Mais je veux aussi souligner ici la dignité dont fait preuve la famille de Théo.

Au-delà, comme tout un quartier, comme des milliers de mères et de pères de famille qui pensent que cela aurait pu arriver à leur fils, au-delà de la colère et du dégoût, comment a-t-on pu en arriver là ?

Une relation de confrontation permanente installée depuis la fin de la police de proximité mine la République.

J’en appelle donc à une prise de conscience nationale pour changer les rapports entre Police et population dans ces quartiers, notamment sur les motifs et les techniques de contrôles.

Être « Avec Théo » aujourd’hui, c’est exiger ce respect mutuel entre citoyens et policiers.

(Applaudissements sur les bancs du groupe socialiste, écologiste et républicain et sur plusieurs bancs du groupe radical, républicain, démocrate et progressiste et du groupe de la Gauche démocrate et républicaine.)

M. le président. La parole est à M. le ministre de l’intérieur.

M. Bruno Le Roux, ministre de l’intérieur. Monsieur le député, les faits que vous venez de décrire sont d’une gravité évidente. Mes premières pensées s’adressent naturellement à ce jeune garçon, Théo, à sa famille et à ses amis, qui souffrent de son hospitalisation et des graves menaces qui pèsent aujourd’hui sur son futur et sur ses perspectives de vivre normalement.

Je ne veux bien entendu formuler ici aucune déclaration ni appréciation sur les conditions de son interpellation et sur ce qui s’est passé : c’est aujourd’hui au magistrat instructeur de dire la vérité. Je vous assure, monsieur le député, que tous les éléments ont été transmis, qu’il s’agisse des éléments vidéo ou de ceux qui permettent de retracer cette intervention dans son cadre – avant, pendant et après –, afin que la justice puisse sans délai mener l’enquête, au rythme qui est le sien.

Je suis très ferme, et le Gouvernement veut l’être lui aussi, s’agissant de tragiques événements de ce genre. J’ai donc procédé sans attendre à la suspension des quatre policiers concernés. Je veux également rappeler à leur devoir d’exemplarité tous les fonctionnaires de police et de gendarmerie.

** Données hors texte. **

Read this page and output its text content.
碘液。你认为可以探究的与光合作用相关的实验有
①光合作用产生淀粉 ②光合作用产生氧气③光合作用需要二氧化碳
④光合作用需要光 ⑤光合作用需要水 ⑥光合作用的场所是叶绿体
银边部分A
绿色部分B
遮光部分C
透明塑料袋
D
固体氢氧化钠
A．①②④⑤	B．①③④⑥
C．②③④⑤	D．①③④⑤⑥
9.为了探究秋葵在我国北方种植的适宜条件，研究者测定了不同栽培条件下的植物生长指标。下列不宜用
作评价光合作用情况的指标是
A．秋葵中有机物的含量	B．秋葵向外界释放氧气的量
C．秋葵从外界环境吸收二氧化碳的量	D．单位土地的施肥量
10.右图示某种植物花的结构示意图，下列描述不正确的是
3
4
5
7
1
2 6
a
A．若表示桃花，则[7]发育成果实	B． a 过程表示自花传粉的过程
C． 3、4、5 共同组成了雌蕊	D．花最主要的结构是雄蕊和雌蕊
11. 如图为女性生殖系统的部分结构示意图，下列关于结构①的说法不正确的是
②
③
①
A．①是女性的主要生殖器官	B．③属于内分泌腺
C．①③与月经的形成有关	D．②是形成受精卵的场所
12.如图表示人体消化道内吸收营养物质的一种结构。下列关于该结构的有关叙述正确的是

Je sais que, dans beaucoup d’endroits et dans la très grande majorité des cas, je n’ai pas besoin de le faire, mais le lien entre la population et eux est central dans le pacte républicain qui doit être le nôtre aujourd’hui dans notre pays. (Applaudissements sur les bancs du groupe socialiste, écologiste et républicain.) Cela doit être affirmé haut et fort.

Enfin, monsieur le député, puisque la justice est saisie et qu’elle dispose de tous les éléments, j’invite chacun à appeler à la sérénité, comme vous venez de le faire. Il n’est pas de bonne politique de mettre en cause l’État ou la justice au nom d’une prétendue capacité à s’intéresser aux problèmes des quartiers. Je souhaite que ces problèmes soient traités avec la plus grande sérénité. C’est ce que nous faisons, vous-même comme le Gouvernement. (Applaudissements sur les bancs du groupe socialiste, écologiste et républicain.)